Auch für die oben erwähnten Engpässe bei der Versorgung mit Blut gibt es Ideen, wie etwa eine „Fernversorgung“ mit den nötigen Spezialparametern und Blutkonserven. Ab einer bestimmten Stufe und Qualität der medizinischen Versorgung mit OP und Intensivstationen, Anfahrt von Notarztwägen oder dem Rettungshubschrauber ist diese Lösung allerdings äußerst kritisch zu bewerten.
Es besteht Handlungsbedarf
Im Zentrallabor ist seit mehr als einem Jahrzehnt die Komplettversorgung auf einer einheitlichen Laborplattform möglich und Stand der Technik. Im POCT-Bereich sind wir von dieser Situation noch weit entfernt: Hier dominiert eine bunte Ansammlung von Stand-alone-Geräten mit unterschiedlichsten Bedienungsvorschriften, Probenmaterialien, IT-Voraussetzungen und Qualitätsansprüchen. Selbst bei den einfach zu bedienenden Laminar-Flow-Immunoassays können häufig nicht einmal die Tests ein und desselben Herstellers auf demselben Gerät abgelesen werden.

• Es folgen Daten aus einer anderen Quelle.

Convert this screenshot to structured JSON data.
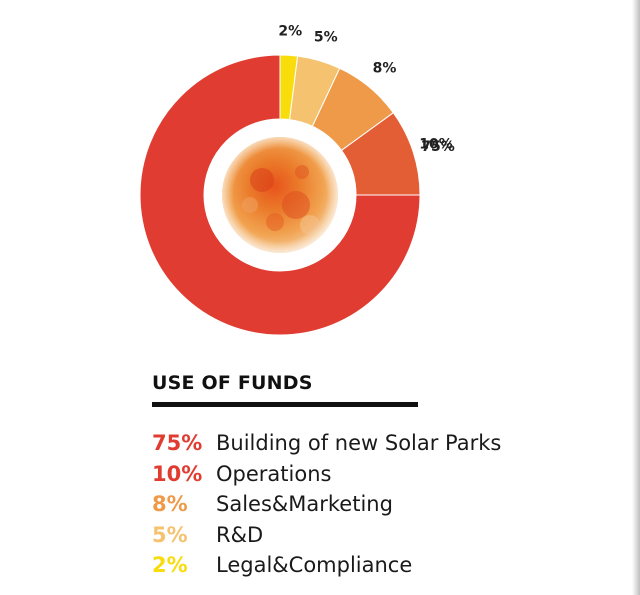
{
  "chart_data": {
    "type": "donut",
    "title": "USE OF FUNDS",
    "center_image": "sun",
    "slices": [
      {
        "label": "Building of new Solar Parks",
        "value": 75,
        "display": "75%",
        "color": "#e03c31"
      },
      {
        "label": "Operations",
        "value": 10,
        "display": "10%",
        "color": "#e35d35"
      },
      {
        "label": "Sales&Marketing",
        "value": 8,
        "display": "8%",
        "color": "#ee9a48"
      },
      {
        "label": "R&D",
        "value": 5,
        "display": "5%",
        "color": "#f5c36f"
      },
      {
        "label": "Legal&Compliance",
        "value": 2,
        "display": "2%",
        "color": "#f8dc0c"
      }
    ]
  },
  "legend": {
    "title": "USE OF FUNDS",
    "items": [
      {
        "percent": "75%",
        "label": "Building of new Solar Parks",
        "color": "#e03c31"
      },
      {
        "percent": "10%",
        "label": "Operations",
        "color": "#e03c31"
      },
      {
        "percent": "8%",
        "label": "Sales&Marketing",
        "color": "#ee9a48"
      },
      {
        "percent": "5%",
        "label": "R&D",
        "color": "#f5c36f"
      },
      {
        "percent": "2%",
        "label": "Legal&Compliance",
        "color": "#f8dc0c"
      }
    ]
  }
}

Für die Qualität der Labordiagnostik ist insbesondere eine qualitativ hochwertige Präanalytik entscheidend. Im Zentrallabor dient beispielsweise der sog. HIL-Check (Hämolyse, Ikterus, Lipämie) als wichtiges Kontrollinstrument, um zuverlässige Ergebnisse zu sichern. Nur weil man im Kapillarblut und anderen Vollblutproben keine Hämolyse, Ikterus oder Lipämie sieht, heißt das nicht, dass diese Störfaktoren nicht vorhanden sind. Generell ist die Qualität der Kapillarblutabnahmen mit einer lege artis durchgeführten venösen Probennahme nicht zu vergleichen. Gewebsverletzung und Quetschen führen zu nicht erkennbaren Verdünnungseffekten und Hämolysen sowie zur Gerinnungsaktivierung.
70 Tests aus einem Blutstropfen?
Ohne Zweifel ist der Bedarf an hochwertigen POC-Tests gewaltig. Wie groß das (bislang nicht annähernd realisierte) Potenzial ist, erkennt man an der Geschichte der US-Firma Theranos. Für die Idee, aus einem Tropfen Blut mehr als 70 Laborparameter zu bestimmen, wurde die Gründerin Elizabeth Holmes zur gefeierten „Self-made-Milliardärin“ – und fiel aufgrund massiver Qualitätsmängel und falscher Versprechungen so tief, dass ihr nun 20 Jahre Haft wegen Betrugs drohen.
Trotz dieses gewaltigen Dämpfers für voreilige Spekulanten sollten Entwickler, Hersteller und Anwender den Traum vom „schnellen Labor aus einem Blutstropfen“ nicht aufgeben. Die Technik schreitet rascher voran, als viele von uns glauben.